Billy Casper is 15 and by his own admittance is always getting into trouble or ‘bother for nowt’. He gets picked on a lot, particularly by his elder brother Jud who between punches taunts Billy that he will soon be old enough to join him down the coal mine. Set in 1960s Barnsley, going down the mine is a bleak life sentence for nature loving Billy. When Billy goes to find a kestrels nest he glances down at a blade of grass bent to the ground by a dew drop, ‘a tuft of silver fire’ (31). Billy notices details and seems to come alive when he is amongst the ‘fields and fences and hedgerows.’ There are several touching passages in the book, most when Billy has the sympathetic ear of teacher Mr Farthing. He tells Farthing about how he trains the Kestrel and flies it everyday, how he feeds her and earns her trust. There is hope that Mr Farthing will rescue Billy from his predicted future and encourage him to get a job outdoors but Jud stands firmly in the way.
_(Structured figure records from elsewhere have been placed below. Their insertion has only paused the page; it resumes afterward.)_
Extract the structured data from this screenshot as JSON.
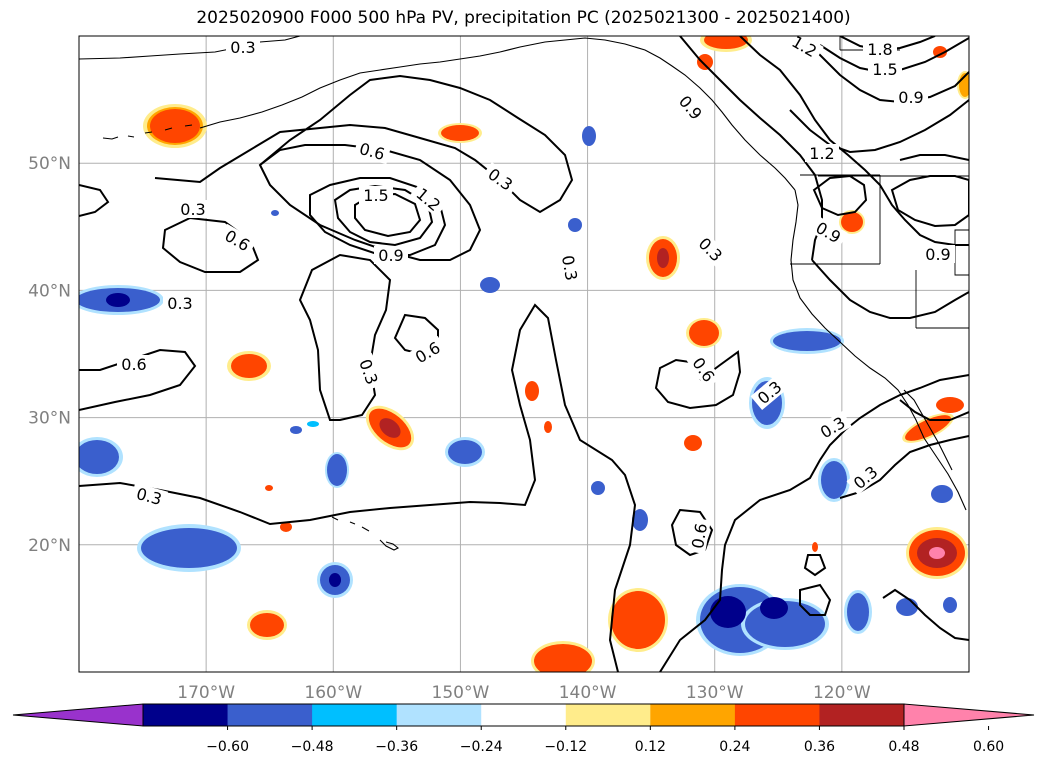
{
  "title": "2025020900 F000 500 hPa PV, precipitation PC (2025021300 - 2025021400)",
  "map": {
    "lon_range": [
      -180,
      -110
    ],
    "lat_range": [
      10,
      60
    ],
    "lat_ticks": [
      {
        "value": 50,
        "label": "50°N"
      },
      {
        "value": 40,
        "label": "40°N"
      },
      {
        "value": 30,
        "label": "30°N"
      },
      {
        "value": 20,
        "label": "20°N"
      }
    ],
    "lon_ticks": [
      {
        "value": -170,
        "label": "170°W"
      },
      {
        "value": -160,
        "label": "160°W"
      },
      {
        "value": -150,
        "label": "150°W"
      },
      {
        "value": -140,
        "label": "140°W"
      },
      {
        "value": -130,
        "label": "130°W"
      },
      {
        "value": -120,
        "label": "120°W"
      }
    ],
    "gridlines": true,
    "contour_labels": [
      "0.3",
      "0.3",
      "0.3",
      "0.3",
      "0.3",
      "0.3",
      "0.3",
      "0.3",
      "0.3",
      "0.3",
      "0.3",
      "0.6",
      "0.6",
      "0.6",
      "0.6",
      "0.6",
      "0.6",
      "0.9",
      "0.9",
      "0.9",
      "0.9",
      "0.9",
      "1.2",
      "1.2",
      "1.2",
      "1.5",
      "1.5",
      "1.8"
    ]
  },
  "colorbar": {
    "colors": [
      "#9932cc",
      "#00008b",
      "#3a5fcd",
      "#00bfff",
      "#b0e2ff",
      "#ffffff",
      "#ffec8b",
      "#ffa500",
      "#ff4500",
      "#b22222",
      "#ff82ab"
    ],
    "tick_labels": [
      "−0.60",
      "−0.48",
      "−0.36",
      "−0.24",
      "−0.12",
      "0.12",
      "0.24",
      "0.36",
      "0.48",
      "0.60"
    ]
  }
}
When Billy uses Jud’s betting money to buy fish and chips and some meat for the bird, Jud goes on the rampage. The wait for his revenge is excruciating as Billy is forced to succumb to the bullying of his PE teacher who forces him to stand in a cold shower as revenge from throwing a football game. When Billy finally makes it home he finds Jud has killed the bird.

I first came to know this book by the film, Kes, directed by Ken Loach in the early seventies. The scene, that stuck in my mind was of course, when Billy finds his the bird dead in a bin. It was hard to shake that image when I started the book. This edition with cover art by tattooist Kyler Martz, includes an afterward by Barry Hines who writes about its harsh reality and the determination not to turn it into a ‘Walt Disney boy and his pet’ type of story when filmed. You can trust Ken Loach not to Disney-fi anything but it does lead me to think about alternate endings for this book. What if Billy had fought Jud to protect the bird? What if Jud had gone to kill the bird only to be found entranced and awestruck by its beauty and majesty? I feel for Billy, trapped in his own cage and only wish Hines had given him the key so he could have been the one to fly. 

The Ghost’s Child by Sonya Hartnett. Illustrated by Jon McNaught.

“Matilda had lived for seventy-five years, and she wasn’t afraid of bad news. She had heard it before, and she had always survived it, and she’s learned that bad news is part of being alive, and thus should not be resented” (15).  A visitation from a boy prompts Matilda to reflect on her life, her love and regrets. With big questions throughout the story, this philosophical, whimsical tale may just have enough magic and romance to enchant a teen. The writing is beautiful. Matilda falls in love but her partner, Feather, seems too wild for her domestic life. She compares Feather to  animals in the zoo.

“He walked around the garden as if the pickets were a row of steel bars. He dug the soil and cleaned the birdbath and swept leaves from the door. The sight of him dutifully fulfilling his days made Maddy feel sunken and hollow. She remembered the zoos she had visited on her hunt for beauty – the wolves pacing stone, the waxen starfish behind glass. The animals had been netted from the jungles and plains, the sea creature scooped from the waves. Somehow they had all been corned and trapped. Maddy had her own beautiful thing now, something she had cornered and trapped” (100).

“He might have had a proper name, but she always called him Feather” (61).

“…The world changes when something in it is loved” (66).

This is a book I would definitely read again. I imagine you see can see yourself within the story at different points of Matilda’s life from her childhood when she thought an adult had all the answers to her hopes and dreams in her youth, disappointing her parents and the devastating loss of her own child and her relinquishment of her soul mate who she couldn’t bare to see unhappy. It packs a lot into its 192 pages and with beautiful illustrations from Jon McNaught (who worked with Hartnett in The Midnight Zoo) this gentle book is a gem.